The question becomes: Who are we?

Sachi and I are very different people who share a similar view of the world and our place in it. That view is based, in part, on the idea that we can decide who we are and want to become. We can choose to live unconventionally and run our business in whatever form we want, as long as we can support ourselves and keep our customers smiling. We have choices and that’s the revelation. We all have more choices than we realize. 

At the heart of this perspective is a belief that too many people live their lives according to the expectations of others, whether it’s family, peers, or society at large. These expectations, which can be helpful and productive, also serve as blinders that prevent new ideas from seeming reasonable and possible. They keep us focused on what’s normal and proven. 

Early on, we decided to ditch the blinders and devote ourselves to living the lives and running the business that reflected our values and what we alone thought was possible.

That’s why we’ve remained small.
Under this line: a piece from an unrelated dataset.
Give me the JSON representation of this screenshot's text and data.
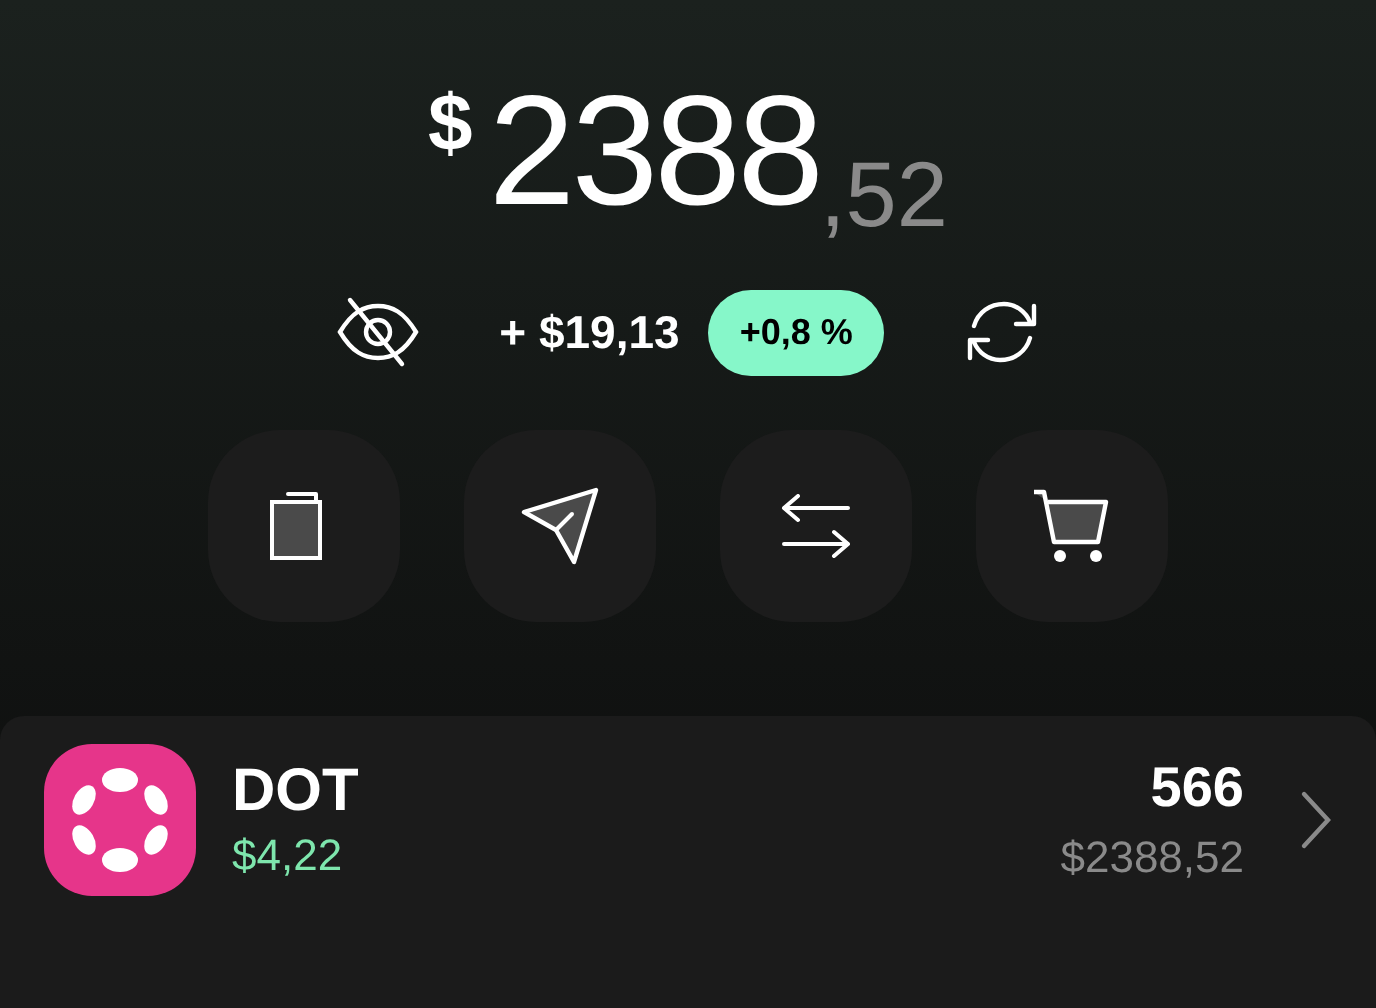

We wanted a business that could be a laboratory. We believed, because of the internet, that two people could design a business that solves a problem for a global audience without sacrificing our happiness, health, and autonomy. That has been our goal for a decade and we’re closer than ever to reaching it.

Today, Common Craft operates according to our own design. The company is a membership service for educators who teach technology and digital responsibility. Educators and organizations become members of Common Craft to use our library of videos and downloadable visuals, which are digital products that scale easily. This model means that we own and manage every part of the business; our website, our videos, our members, our income, our time, from our home. I personally feel this is the future of business. Small, agile, and scalable. 

I hope that our story can serve as inspiration. We don’t have to do what business culture says we’re supposed to do. All the expectations and obligations you feel may be blinding you and putting you in the same box with everyone else. If that’s where you’re comfortable, that’s great. But if you’re ready to take off the blinders and test what’s possible, then we’re here to be a model.

In September, I’ll publish a book called Big Enough – Building a Business that Scales with Your Lifestyle. It’s a guide to building an unconventional business that values more than the bottom line. It tells the story of Common Craft over a decade and all the experiments we ran in search of the life and work we wanted.